Comme le titre l’indique, l’auteur nous parle de son grand-père, et fait même parler son grand-père, mais pas uniquement : c’est toute la famille qui est passée au crible. Attention, ce n’est pas un récit mais une succession de souvenirs, d’anecdotes, de courtes descriptions, d’expressions que l’auteur a dites ou entendues, enfant. L’incipit nous plonge immédiatement dans cette famille un peu particulière où l’excentricité faisait place à des marques de tendresse : « Mon grand-père amenait ses maîtresses chez lui et faisait l’amour avec elles en couchant ma mère dans le même lit. Ma grand-mère, dont c’était le deuxième mari, demanda le divorce. Après avoir fait mine de vouloir se tuer avec un couteau de cuisine, il accepta gentiment. Ma grand-mère se remaria avec un gigolo, et mon grand-père épousa sa secrétaire qui avait trente ans de moins que lui. Comme voyage de noces, il l’envoya en vacances avec ma mère, car ses affaires le retenaient à Paris et qu’il ne pouvait se permettre de prendre du bon temps comme ça. »

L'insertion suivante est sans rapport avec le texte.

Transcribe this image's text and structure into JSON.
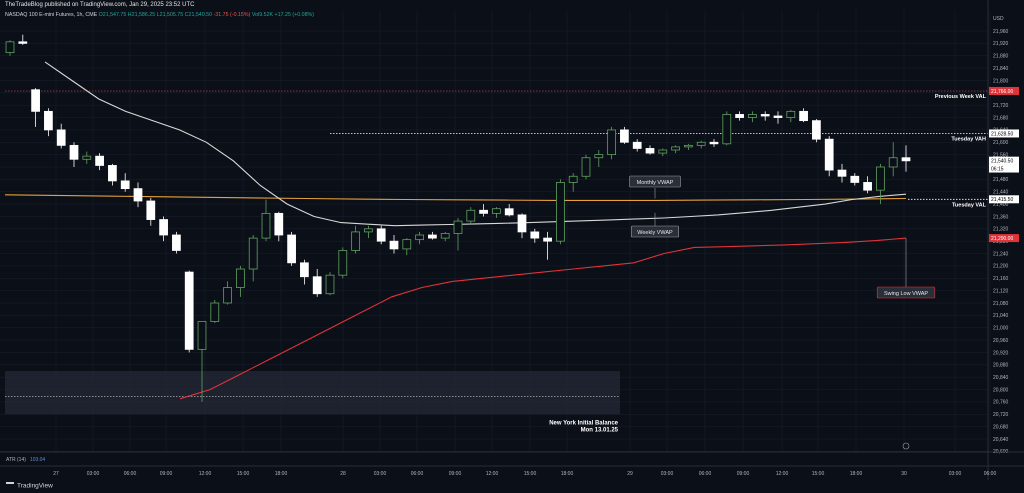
{
  "publisher": "TheTradeBlog published on TradingView.com, Jan 29, 2025 23:52 UTC",
  "legend": {
    "symbol": "NASDAQ 100 E-mini Futures, 1h, CME",
    "open": "O21,547.75",
    "high": "H21,586.25",
    "low": "L21,505.75",
    "close": "C21,540.50",
    "change": "-31.75 (-0.15%)",
    "volume": "Vol9.52K",
    "vol_change": "+17.25 (+0.08%)"
  },
  "currency": "USD",
  "atr": {
    "label": "ATR (14)",
    "value": "103.04"
  },
  "brand": "TradingView",
  "colors": {
    "background": "#0b0f17",
    "grid": "#1c2030",
    "candle_up": "#0b0f17",
    "candle_up_border": "#5fa35f",
    "candle_down": "#ffffff",
    "weekly_vwap": "#d8d8d8",
    "monthly_vwap": "#e6a03c",
    "swing_low_vwap": "#e0333a",
    "prev_week_val": "#b23c4c",
    "balance_zone": "#252a38"
  },
  "chart_data": {
    "type": "candlestick",
    "title": "",
    "xlabel": "",
    "ylabel": "",
    "ylim": [
      20580,
      22020
    ],
    "y_ticks": [
      20600,
      20640,
      20680,
      20720,
      20760,
      20800,
      20840,
      20880,
      20920,
      20960,
      21000,
      21040,
      21080,
      21120,
      21160,
      21200,
      21240,
      21280,
      21320,
      21360,
      21400,
      21440,
      21480,
      21520,
      21560,
      21600,
      21640,
      21680,
      21720,
      21760,
      21800,
      21840,
      21880,
      21920,
      21960
    ],
    "x_ticks": [
      "27",
      "03:00",
      "06:00",
      "09:00",
      "12:00",
      "15:00",
      "18:00",
      "28",
      "03:00",
      "06:00",
      "09:00",
      "12:00",
      "15:00",
      "18:00",
      "29",
      "03:00",
      "06:00",
      "09:00",
      "12:00",
      "15:00",
      "18:00",
      "30",
      "03:00",
      "06:00"
    ],
    "price_badges": [
      {
        "label": "21,766.00",
        "value": 21766,
        "color": "#e0333a"
      },
      {
        "label": "21,628.50",
        "value": 21628.5,
        "color": "#ffffff"
      },
      {
        "label": "21,540.50",
        "value": 21540.5,
        "color": "#ffffff"
      },
      {
        "label": "06:15",
        "value": 21515,
        "color": "#ffffff"
      },
      {
        "label": "21,415.50",
        "value": 21415.5,
        "color": "#ffffff"
      },
      {
        "label": "21,290.00",
        "value": 21290,
        "color": "#e0333a"
      }
    ],
    "levels": [
      {
        "name": "Previous Week VAL",
        "value": 21766,
        "style": "dotted",
        "color": "#b23c4c"
      },
      {
        "name": "Tuesday VAH",
        "value": 21628.5,
        "style": "dotted",
        "color": "#ffffff"
      },
      {
        "name": "Tuesday VAL",
        "value": 21415.5,
        "style": "dotted",
        "color": "#ffffff"
      }
    ],
    "zone": {
      "name": "New York Initial Balance",
      "subtitle": "Mon 13.01.25",
      "low": 20720,
      "high": 20860
    },
    "balance_mid": 20777,
    "annotations": [
      "Monthly VWAP",
      "Weekly VWAP",
      "Swing Low VWAP"
    ],
    "candles": [
      [
        21890,
        21930,
        21880,
        21925
      ],
      [
        21925,
        21948,
        21915,
        21920
      ],
      [
        21770,
        21775,
        21650,
        21700
      ],
      [
        21700,
        21710,
        21620,
        21640
      ],
      [
        21640,
        21660,
        21580,
        21590
      ],
      [
        21590,
        21600,
        21520,
        21545
      ],
      [
        21545,
        21570,
        21530,
        21555
      ],
      [
        21555,
        21565,
        21510,
        21525
      ],
      [
        21525,
        21530,
        21460,
        21475
      ],
      [
        21475,
        21500,
        21440,
        21450
      ],
      [
        21450,
        21470,
        21390,
        21410
      ],
      [
        21410,
        21420,
        21330,
        21350
      ],
      [
        21350,
        21360,
        21280,
        21300
      ],
      [
        21300,
        21310,
        21240,
        21250
      ],
      [
        21180,
        21185,
        20920,
        20930
      ],
      [
        20930,
        21020,
        20760,
        21020
      ],
      [
        21020,
        21090,
        21015,
        21080
      ],
      [
        21080,
        21150,
        21075,
        21130
      ],
      [
        21130,
        21200,
        21100,
        21190
      ],
      [
        21190,
        21300,
        21150,
        21290
      ],
      [
        21290,
        21415,
        21280,
        21370
      ],
      [
        21370,
        21375,
        21280,
        21300
      ],
      [
        21300,
        21310,
        21200,
        21210
      ],
      [
        21210,
        21220,
        21140,
        21165
      ],
      [
        21165,
        21190,
        21100,
        21110
      ],
      [
        21110,
        21180,
        21105,
        21170
      ],
      [
        21170,
        21260,
        21160,
        21250
      ],
      [
        21250,
        21330,
        21240,
        21310
      ],
      [
        21310,
        21330,
        21290,
        21320
      ],
      [
        21320,
        21330,
        21270,
        21280
      ],
      [
        21280,
        21300,
        21240,
        21255
      ],
      [
        21255,
        21290,
        21235,
        21285
      ],
      [
        21285,
        21310,
        21270,
        21300
      ],
      [
        21300,
        21310,
        21285,
        21290
      ],
      [
        21290,
        21310,
        21280,
        21305
      ],
      [
        21305,
        21355,
        21250,
        21345
      ],
      [
        21345,
        21390,
        21335,
        21380
      ],
      [
        21380,
        21400,
        21360,
        21370
      ],
      [
        21370,
        21390,
        21355,
        21385
      ],
      [
        21385,
        21400,
        21360,
        21365
      ],
      [
        21365,
        21370,
        21290,
        21310
      ],
      [
        21310,
        21320,
        21275,
        21290
      ],
      [
        21290,
        21310,
        21220,
        21280
      ],
      [
        21280,
        21480,
        21270,
        21470
      ],
      [
        21470,
        21500,
        21440,
        21490
      ],
      [
        21490,
        21560,
        21480,
        21550
      ],
      [
        21550,
        21575,
        21520,
        21560
      ],
      [
        21560,
        21650,
        21545,
        21640
      ],
      [
        21640,
        21650,
        21595,
        21600
      ],
      [
        21600,
        21610,
        21570,
        21580
      ],
      [
        21580,
        21590,
        21560,
        21565
      ],
      [
        21565,
        21580,
        21555,
        21575
      ],
      [
        21575,
        21590,
        21565,
        21585
      ],
      [
        21585,
        21595,
        21575,
        21590
      ],
      [
        21590,
        21605,
        21580,
        21600
      ],
      [
        21600,
        21610,
        21585,
        21595
      ],
      [
        21595,
        21700,
        21590,
        21690
      ],
      [
        21690,
        21700,
        21670,
        21680
      ],
      [
        21680,
        21700,
        21665,
        21690
      ],
      [
        21690,
        21700,
        21670,
        21685
      ],
      [
        21685,
        21700,
        21660,
        21680
      ],
      [
        21680,
        21705,
        21665,
        21700
      ],
      [
        21700,
        21710,
        21665,
        21670
      ],
      [
        21670,
        21675,
        21600,
        21610
      ],
      [
        21610,
        21620,
        21490,
        21510
      ],
      [
        21510,
        21530,
        21470,
        21490
      ],
      [
        21490,
        21500,
        21460,
        21470
      ],
      [
        21470,
        21490,
        21435,
        21445
      ],
      [
        21445,
        21530,
        21400,
        21520
      ],
      [
        21520,
        21600,
        21490,
        21550
      ],
      [
        21550,
        21590,
        21505,
        21540
      ]
    ],
    "series": [
      {
        "name": "Weekly VWAP",
        "values": [
          21860,
          21800,
          21740,
          21700,
          21670,
          21640,
          21600,
          21540,
          21460,
          21400,
          21360,
          21340,
          21335,
          21330,
          21332,
          21334,
          21336,
          21338,
          21340,
          21343,
          21346,
          21349,
          21352,
          21355,
          21360,
          21365,
          21372,
          21380,
          21390,
          21400,
          21415,
          21425,
          21432
        ]
      },
      {
        "name": "Monthly VWAP",
        "values": [
          21430,
          21428,
          21426,
          21424,
          21422,
          21420,
          21418,
          21416,
          21415,
          21414,
          21413,
          21412,
          21412,
          21412,
          21413,
          21414,
          21415,
          21416,
          21418
        ]
      },
      {
        "name": "Swing Low VWAP",
        "values": [
          20770,
          20800,
          20850,
          20900,
          20950,
          21000,
          21050,
          21100,
          21130,
          21150,
          21160,
          21170,
          21180,
          21190,
          21200,
          21210,
          21240,
          21260,
          21262,
          21265,
          21268,
          21272,
          21276,
          21282,
          21290
        ]
      }
    ]
  }
}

Sans doute totalement autobiographique, ces courts paragraphes semblent avoir un seul objectif : rendre hommage à la famille, aux parents et grands-parents qui ont construit l’auteur, mot par mot, geste par geste, à coup de cadeaux, de colères, d’erreurs, de rires. Et finalement, on se retrouve dans ces petits riens qui font toute la différence. Chaque famille a ses habitudes, ses objets fétiches, ses personnages farfelus, ses phrases rituelles, ses manies. Un joli petit livre qui réclame qu’on s’en souvienne.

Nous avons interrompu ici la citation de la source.